Calibration answers the question from Part 4: reference anchoring. The device needs to know where “neutral” is for this user in this position before it can classify any motion as a gesture. That baseline is captured once after pairing — user holds arm in wearing position, firmware collects rotation vector samples, computes average, stores as the reference.
The original implementation required the user to hold still for up to two minutes. This is not a product.
The BNO085 has a feature called Motion Adaptive Sample Rate. When it detects that the device is stationary, it automatically throttles the ROTATION_VECTOR report rate to save power.
Throttled rate: approximately 0.12 Hz.
The original calibration algorithm waited for 25 samples to fill the buffer. At 0.12 Hz, that’s 208 seconds worst case. In practice, 60–120 seconds. The user has to stand there, arm raised in wearing position, not moving, while the sensor slowly decides it might be worth sending another quaternion.
The log tags confirmed it — [RVRate] showed 0.12 Hz during the calibration window, [CalBuf] showed samples trickling in one every 8 seconds.
The rewrite (docs/CALIBRATION_REWRITE.md, implemented in 88aa7d7) makes one structural change: stop waiting for a sample count, use a fixed time deadline instead.
3-second collection window, started when arm event fires.
Two buffers:
calBuffer — ALL rotation vector samples during window
stableCalBuffer — samples received while BNO085 stability = STABLE (stab=3)
Finalization priority (at 3-second expiry):
1. stableCalBuffer.count > 0 → baseline = mean(stableCalBuffer)
2. calBuffer.count > 0 → baseline = mean(calBuffer)
3. both empty → fail, app retries
The key detail is where the timer check lives:
// In loop(), before waitForEvent() — fires on every iteration
if (calInProgress && !baselineCaptured) {
if (millis() - calStartMs >= CAL_WINDOW_MS) {
finalizeCalibration();
}
}
Not in the IMU event handler. Not gated on receiving a sample. In loop(), unconditionally, on every pass. If the IMU is throttled to 0.12 Hz and sends zero samples during the 3-second window, the timer still fires. The fallback path handles it.
The BNO085 reports a stability class with each rotation vector sample:
| stab value | Meaning |
|---|---|
| 1 | On table |
| 2 | Stationary |
| 3 | Stable — sensor confident in orientation |
| 4+ | In motion |
stab=3 is what you want for calibration — the sensor is confident. Samples collected during stab=3 go into stableCalBuffer. When stab rises above 3 (motion detected), the window pauses but stableCalBuffer is not cleared; prior stable samples are retained across brief motion spikes.

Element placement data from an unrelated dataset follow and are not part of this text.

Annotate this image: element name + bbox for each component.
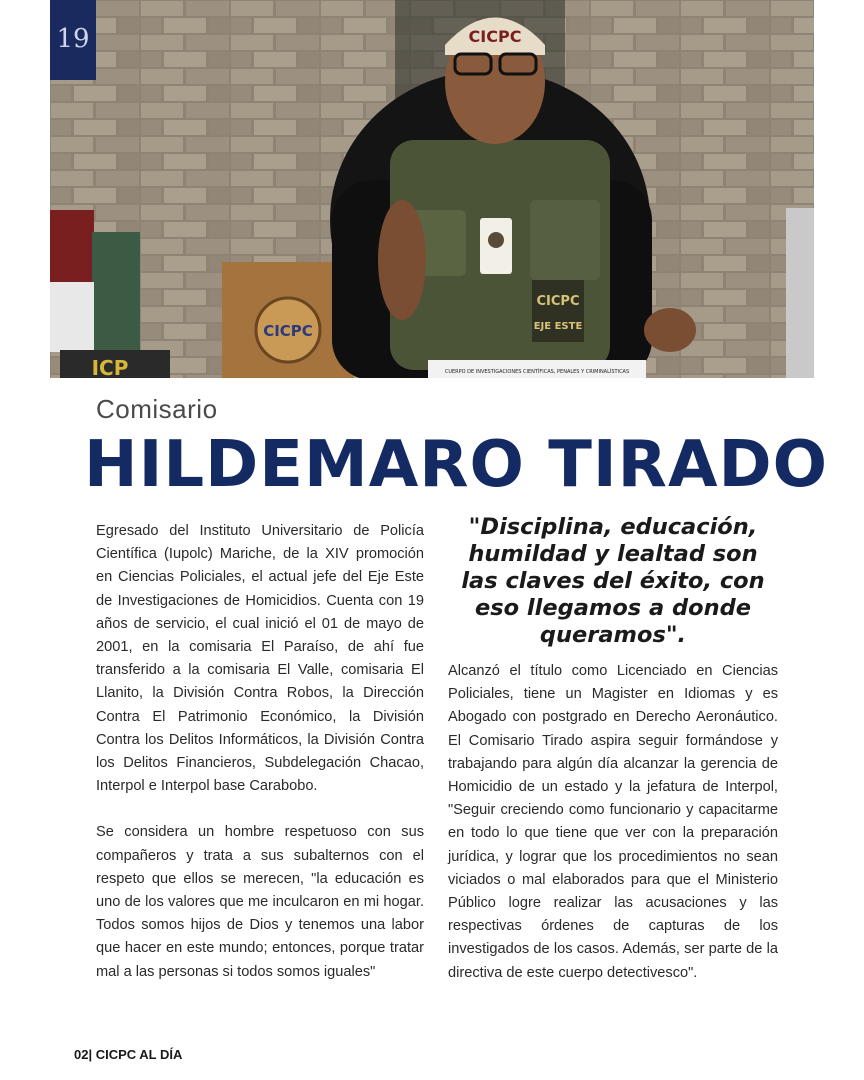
issue-number: 19 [56,24,90,54]
svg-text:ICP: ICP [91,356,129,378]
left-column [96,520,424,1007]
left-paragraph-1: Egresado del Instituto Universitario de Policía Científica (Iupolc) Mariche, de la XIV promoción en Ciencias Policiales, el actual jefe del Eje Este de Investigaciones de Homicidios. Cuenta con 19 años de servicio, el cual inició el 01 de mayo de 2001, en la comisaria El Paraíso, de ahí fue transferido a la comisaria El Valle, comisaria El Llanito, la División Contra Robos, la Dirección Contra El Patrimonio Económico, la División Contra los Delitos Informáticos, la División Contra los Delitos Financieros, Subdelegación Chacao, Interpol e Interpol base Carabobo. [96,523,424,795]
portrait-photo [50,0,814,378]
vest-patch-bottom: EJE ESTE [533,321,583,332]
office-scene-illustration [50,0,814,378]
page-footer: 02| CICPC AL DÍA [74,1047,183,1062]
cap-text: CICPC [468,27,522,46]
pull-quote: "Disciplina, educación, humildad y lealtad son las claves del éxito, con eso llegamos a donde queramos". [461,514,765,648]
vest-patch-top: CICPC [536,294,580,309]
notebook-label: CICPC [263,322,313,340]
nameplate-text: CUERPO DE INVESTIGACIONES CIENTÍFICAS, PENALES Y CRIMINALÍSTICAS [444,369,630,375]
right-paragraph-1: Alcanzó el título como Licenciado en Ciencias Policiales, tiene un Magister en Idiomas y es Abogado con postgrado en Derecho Aeronáutico. El Comisario Tirado aspira seguir formándose y trabajando para algún día alcanzar la gerencia de Homicidio de un estado y la jefatura de Interpol, "Seguir creciendo como funcionario y capacitarme en todo lo que tiene que ver con la preparación jurídica, y lograr que los procedimientos no sean viciados o mal elaborados para que el Ministerio Público logre realizar las acusaciones y las respectivas órdenes de capturas de los investigados de los casos. Además, ser parte de la directiva de este cuerpo detectivesco". [448,663,778,981]
issue-badge [50,0,96,80]
left-paragraph-2: Se considera un hombre respetuoso con sus compañeros y trata a sus subalternos con el respeto que ellos se merecen, "la educación es uno de los valores que me inculcaron en mi hogar. Todos somos hijos de Dios y tenemos una labor que hacer en este mundo; entonces, porque tratar mal a las personas si todos somos iguales" [96,824,424,980]
page-title: HILDEMARO TIRADO [84,428,828,502]
right-column [448,660,778,985]
rank-label: Comisario [96,394,218,424]
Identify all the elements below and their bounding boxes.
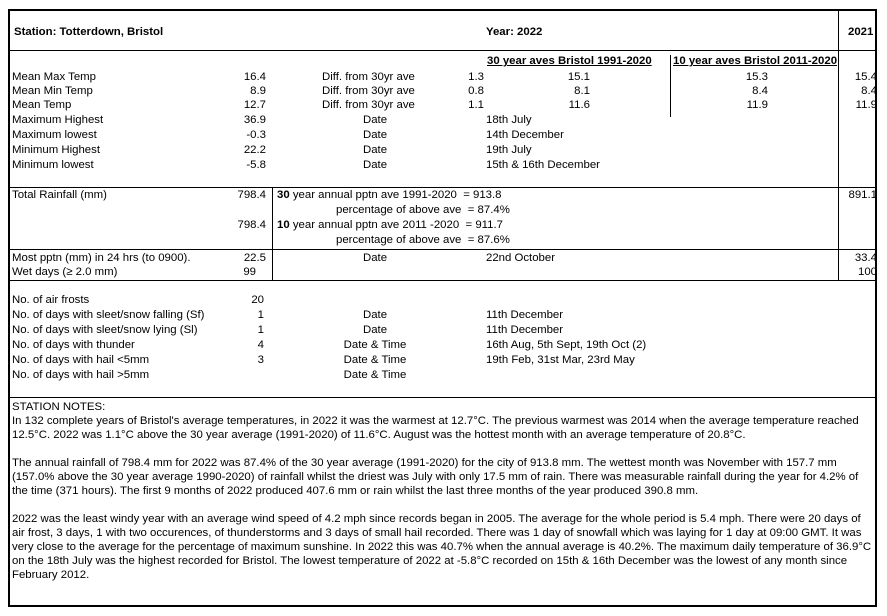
extreme-date-label: Date <box>362 159 388 171</box>
column-divider-rainfall <box>272 187 273 249</box>
days-date-label: Date & Time <box>343 339 407 351</box>
days-date: 11th December <box>486 309 564 321</box>
rainfall-pct-2011: percentage of above ave = 87.6% <box>336 234 510 246</box>
rainfall-label: Total Rainfall (mm) <box>12 189 107 201</box>
extreme-label: Minimum lowest <box>12 159 94 171</box>
extreme-date: 15th & 16th December <box>486 159 600 171</box>
prev-year-title: 2021 <box>848 26 874 38</box>
extreme-date-label: Date <box>362 129 388 141</box>
rainfall-value: 798.4 <box>237 219 266 231</box>
days-label: No. of days with sleet/snow lying (Sl) <box>12 324 198 336</box>
notes-title: STATION NOTES: <box>12 401 106 413</box>
column-divider-2021 <box>838 9 839 281</box>
section-divider <box>8 397 877 398</box>
temp-2021: 15.4 <box>854 71 877 83</box>
rainfall-ave-1991-text: year annual pptn ave 1991-2020 = 913.8 <box>289 189 502 201</box>
wet-days-value: 99 <box>243 266 256 278</box>
notes-paragraph: The annual rainfall of 798.4 mm for 2022 was 87.4% of the 30 year average (1991-2020) for the city of 913.8 mm. The wettest month was November with 157.7 mm (157.0% above the 30 year average 1990-2020) of rainfall whilst the driest was July with only 17.5 mm of rain. There was measurable rainfall during the year for 4.2% of the time (371 hours). The first 9 months of 2022 produced 407.6 mm or rain whilst the last three months of the year produced 390.8 mm. <box>12 457 859 497</box>
extreme-label: Maximum lowest <box>12 129 97 141</box>
section-divider <box>8 280 877 281</box>
rainfall-2021: 891.1 <box>848 189 877 201</box>
days-value: 4 <box>257 339 264 351</box>
extreme-value: 22.2 <box>243 144 266 156</box>
temp-diff-label: Diff. from 30yr ave <box>322 85 415 97</box>
temp-ave30: 8.1 <box>574 85 590 97</box>
extreme-value: 36.9 <box>243 114 266 126</box>
temp-label: Mean Temp <box>12 99 72 111</box>
days-date-label: Date & Time <box>343 354 407 366</box>
temp-ave10: 11.9 <box>746 99 768 111</box>
days-date: 19th Feb, 31st Mar, 23rd May <box>486 354 635 366</box>
section-divider <box>8 249 877 250</box>
temp-diff: 1.3 <box>468 71 484 83</box>
most-pptn-2021: 33.4 <box>854 252 877 264</box>
extreme-value: -5.8 <box>246 159 266 171</box>
extreme-label: Minimum Highest <box>12 144 100 156</box>
rainfall-ave-1991 <box>277 188 502 202</box>
extreme-label: Maximum Highest <box>12 114 104 126</box>
extreme-date: 18th July <box>486 114 532 126</box>
header-divider <box>8 50 877 51</box>
days-value: 20 <box>251 294 264 306</box>
most-pptn-date: 22nd October <box>486 252 556 264</box>
extreme-date-label: Date <box>362 144 388 156</box>
rainfall-ave-2011-text: year annual pptn ave 2011 -2020 = 911.7 <box>289 219 503 231</box>
notes-paragraph: 2022 was the least windy year with an average wind speed of 4.2 mph since records began in 2005. The average for the whole period is 5.4 mph. There were 20 days of air frost, 3 days, 1 with two occurences, of thunderstorms and 3 days of small hail recorded. There was 1 day of snowfall which was laying for 1 day at 09:00 GMT. It was very close to the average for the percentage of maximum sunshine. In 2022 this was 40.7% when the annual average is 40.2%. The maximum daily temperature of 36.9°C on the 18th July was the highest recorded for Bristol. The lowest temperature of 2022 at -5.8°C recorded on 15th & 16th December was the lowest of any month since February 2012. <box>12 513 872 581</box>
ave-1991-heading: 30 year aves Bristol 1991-2020 <box>487 55 652 67</box>
extreme-date-label: Date <box>362 114 388 126</box>
days-date-label: Date & Time <box>343 369 407 381</box>
temp-label: Mean Max Temp <box>12 71 96 83</box>
days-label: No. of air frosts <box>12 294 90 306</box>
days-value: 3 <box>257 354 264 366</box>
days-date: 11th December <box>486 324 564 336</box>
column-divider-10yr <box>670 55 671 117</box>
days-date-label: Date <box>362 309 388 321</box>
temp-ave30: 11.6 <box>568 99 590 111</box>
temp-value: 12.7 <box>243 99 266 111</box>
days-label: No. of days with thunder <box>12 339 135 351</box>
temp-ave10: 8.4 <box>752 85 768 97</box>
year-title: Year: 2022 <box>486 26 543 38</box>
temp-label: Mean Min Temp <box>12 85 93 97</box>
temp-ave30: 15.1 <box>567 71 590 83</box>
temp-diff: 0.8 <box>468 85 484 97</box>
temp-value: 8.9 <box>250 85 266 97</box>
days-value: 1 <box>257 309 264 321</box>
rainfall-value: 798.4 <box>237 189 266 201</box>
days-label: No. of days with hail >5mm <box>12 369 150 381</box>
temp-2021: 8.4 <box>861 85 877 97</box>
most-pptn-date-label: Date <box>362 252 388 264</box>
station-notes <box>12 400 872 582</box>
rainfall-period-30: 30 <box>277 189 290 201</box>
rainfall-period-10: 10 <box>277 219 290 231</box>
days-label: No. of days with sleet/snow falling (Sf) <box>12 309 205 321</box>
wet-days-2021: 100 <box>857 266 877 278</box>
extreme-value: -0.3 <box>246 129 266 141</box>
days-date-label: Date <box>362 324 388 336</box>
wet-days-label: Wet days (≥ 2.0 mm) <box>12 266 118 278</box>
station-title: Station: Totterdown, Bristol <box>14 26 164 38</box>
temp-diff: 1.1 <box>468 99 484 111</box>
most-pptn-value: 22.5 <box>243 252 266 264</box>
temp-ave10: 15.3 <box>745 71 768 83</box>
days-date: 16th Aug, 5th Sept, 19th Oct (2) <box>486 339 647 351</box>
rainfall-pct-1991: percentage of above ave = 87.4% <box>336 204 510 216</box>
notes-paragraph: In 132 complete years of Bristol's average temperatures, in 2022 it was the warmest at 12.7°C. The previous warmest was 2014 when the average temperature reached 12.5°C. 2022 was 1.1°C above the 30 year average (1991-2020) of 11.6°C. August was the hottest month with an average temperature of 20.8°C. <box>12 415 859 441</box>
temp-value: 16.4 <box>243 71 266 83</box>
extreme-date: 19th July <box>486 144 532 156</box>
temp-diff-label: Diff. from 30yr ave <box>322 99 415 111</box>
days-label: No. of days with hail <5mm <box>12 354 150 366</box>
most-pptn-label: Most pptn (mm) in 24 hrs (to 0900). <box>12 252 191 264</box>
days-value: 1 <box>257 324 264 336</box>
temp-2021: 11.9 <box>855 99 877 111</box>
temp-diff-label: Diff. from 30yr ave <box>322 71 415 83</box>
extreme-date: 14th December <box>486 129 564 141</box>
ave-2011-heading: 10 year aves Bristol 2011-2020 <box>673 55 838 67</box>
column-divider-pptn <box>272 249 273 280</box>
rainfall-ave-2011 <box>277 218 503 232</box>
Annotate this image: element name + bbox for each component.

// In handleStabilityClassifier()
if (calInProgress && !baselineCaptured) {
if (stab == STABILITY_STABLE) {
inStableWindow = true;
} else if (stab >= 4) {
inStableWindow = false;
// stableCalBuffer NOT cleared — keep prior stable samples
}
}
If the user’s arm is reasonably still during the 3-second window, stableCalBuffer fills with a handful of high-confidence samples. If the arm was moving the whole time, the fallback to calBuffer (all samples) gives a noisier but usable baseline.
Calibration state resets on three events:
-999,-999,-999 to the baseline characteristic — the protocol sentinel for “start over”All three clear both buffers and the inStableWindow flag. The -999 sentinel is a deliberate API contract: the app can trigger a fresh calibration without bouncing the BLE connection.
The EARS requirements document (CALIBRATION_REWRITE.md) has 18 requirements covering every state transition. The full checklist is there if you want to understand why each reset path needs its own handling.
Happy path timing: arm → user raises arm (1s of motion) → stab=3 fires → stableCalBuffer starts collecting → 3-second expiry → baseline set. Total: 3–4 seconds.
Log confirmation:
[Arm] armed
[Reports] rotation vector enabled
[RVRate] sample=10 elapsed=200ms (~50Hz)
[CalBuf] count=1/25 ...
[Cal] stable window used: 8 samples
[Cal] baseline: r=12.3 p=-8.1 y=44.7
The app does not forward gestures to the host while calibrationComplete == false. That gate lives in TypeScript, not firmware — separation of concerns. Firmware captures baseline. App enforces the gate. Each side owns its piece.
Sample rate at 50Hz fills 25 samples in ~500ms. The 3-second window is generous — the actual fill time is fast when the IMU isn’t throttled. The open question is whether the MASR throttle kicks in during the calibration window for certain users who hold very still. The log tags exist to detect this. The fallback path handles it. But characterizing the failure rate across different conditions is ongoing.
The multimeter and the serial monitor are the tools. The protocol gives you the visibility.